“2012’ye girerken umut dolu olmak istiyoruz” denilen açıklamada, “İnsanlarımız sınır boylarında, dağda, sokakta ölmesin, katledilmesin. Çocuklarımızın yarınından endişe duymak, açlık ve sefalete mahkum olmak istemiyoruz” denilerek, barış ve huzur içinde yaşama isteği dile getirildi.
2011 yılını ne yazık ki Şırnak’ta gerçekleşen bir katliamla kapattığımızın belirtildiği açıklamada, “35 insanımız daha ekmek kavgasında, ‘terörist’ sanılarak öldürüldü. Demokratik çözüme direnenlerin, toplumu kan ve gözyaşına boğmaya” devam ettikleri belirtildi. Toplumun şiddetle, kanla, gözyaşıyla sindirilmek istendiği kaydedildi. Savaşa ayrılan bütçeyle ölümün, yoksulluğun, işsizliğin ve açlığın arttığının belirtildiği açıklamada, 2012 yılı bütçesinde de halkın payına “sefalet ücreti, her sağlık hizmetine ayrıca ödenecek para, işsizlik; doğal gaza, elektriğe zam” düştüğü kaydedildi.
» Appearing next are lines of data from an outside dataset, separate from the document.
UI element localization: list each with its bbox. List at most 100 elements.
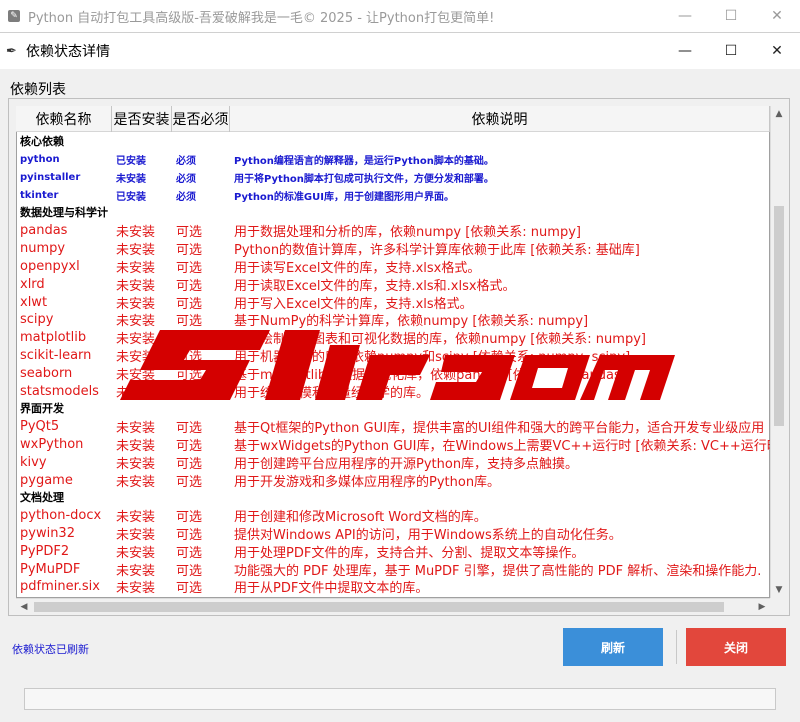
table-row[interactable]: kivy 未安装 可选 用于创建跨平台应用程序的开源Python库，支持多点触摸。 (16, 453, 770, 472)
minimize-icon[interactable]: — (662, 0, 708, 32)
table-row[interactable]: pywin32 未安装 可选 提供对Windows API的访问，用于Windows系… (16, 525, 770, 543)
dependency-name: seaborn (20, 365, 73, 381)
dependency-name: scipy (20, 312, 54, 328)
table-row[interactable]: pygame 未安装 可选 用于开发游戏和多媒体应用程序的Python库。 (16, 471, 770, 490)
required-status: 可选 (176, 278, 203, 294)
table-row[interactable]: numpy 未安装 可选 Python的数值计算库，许多科学计算库依赖于此库 [依赖关… (16, 240, 770, 258)
scroll-right-icon[interactable]: ▶ (754, 599, 770, 615)
dependency-description: 用于从PDF文件中提取文本的库。 (234, 581, 429, 597)
dependency-description: 用于读取Excel文件的库，支持.xls和.xlsx格式。 (234, 278, 516, 294)
dependency-name: kivy (20, 454, 47, 470)
installed-status: 已安装 (116, 156, 146, 168)
table-row[interactable]: PyQt5 未安装 可选 基于Qt框架的Python GUI库，提供丰富的UI组件和强… (16, 418, 770, 436)
required-status: 可选 (176, 438, 203, 454)
dependency-description: 用于将Python脚本打包成可执行文件，方便分发和部署。 (234, 173, 494, 185)
required-status: 必须 (176, 191, 196, 203)
dependency-name: xlwt (20, 294, 48, 310)
dependency-name: numpy (20, 241, 66, 257)
refresh-button[interactable]: 刷新 (563, 628, 663, 666)
category-row[interactable]: 核心依赖 (16, 133, 770, 151)
column-header-required[interactable]: 是否必须 (172, 106, 230, 132)
dependency-name: matplotlib (20, 330, 87, 346)
installed-status: 未安装 (116, 527, 156, 543)
close-icon[interactable]: ✕ (754, 0, 800, 32)
installed-status: 未安装 (116, 438, 156, 454)
dependency-name: tkinter (20, 189, 59, 201)
dependency-description: 用于处理PDF文件的库，支持合并、分割、提取文本等操作。 (234, 545, 585, 561)
table-row[interactable]: pdfminer.six 未安装 可选 用于从PDF文件中提取文本的库。 (16, 578, 770, 596)
dependency-description: 用于开发游戏和多媒体应用程序的Python库。 (234, 474, 501, 490)
required-status: 必须 (176, 173, 196, 185)
scroll-up-icon[interactable]: ▲ (771, 106, 787, 122)
vertical-scroll-thumb[interactable] (774, 206, 784, 426)
main-window-field (24, 688, 776, 710)
python-feather-icon: ✎ (8, 10, 20, 22)
dependency-description: 用于创建和修改Microsoft Word文档的库。 (234, 510, 487, 526)
table-row[interactable]: python-docx 未安装 可选 用于创建和修改Microsoft Word文档的… (16, 507, 770, 525)
table-row[interactable]: xlrd 未安装 可选 用于读取Excel文件的库，支持.xls和.xlsx格式。 (16, 275, 770, 294)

2011 yılında “Kürt sorununun demokratik çözümünün sağlanmasının koşullarının her geçen gün zora sokulduğu, “Siyasetçi, gazeteci, bilim insanı, aydın, yazar, savunman, seçilmiş yönetici, kısaca binlerce muhalifin” sesi kısılarak, binlerce insanın zindanlara atıldığı belirtildi.
Açıklamanın sonunda şöyle denildi: “Gelecek güzel günler; hayatı her gün, yeniden ilmik ilmik, ören işçi sınıfının ve mücadele eden emekçi halklarımızın olacaktır. Yeni yılın, Kürt sorununun demokratik çözümünde mesafe aldığımız, iş, barış ve özgürlük mücadelesinde yol aldığımız bir yıl olması, umut dolu yılların bizlerin olması dileğiyle, halkımızın yeni yılını kutlarız.”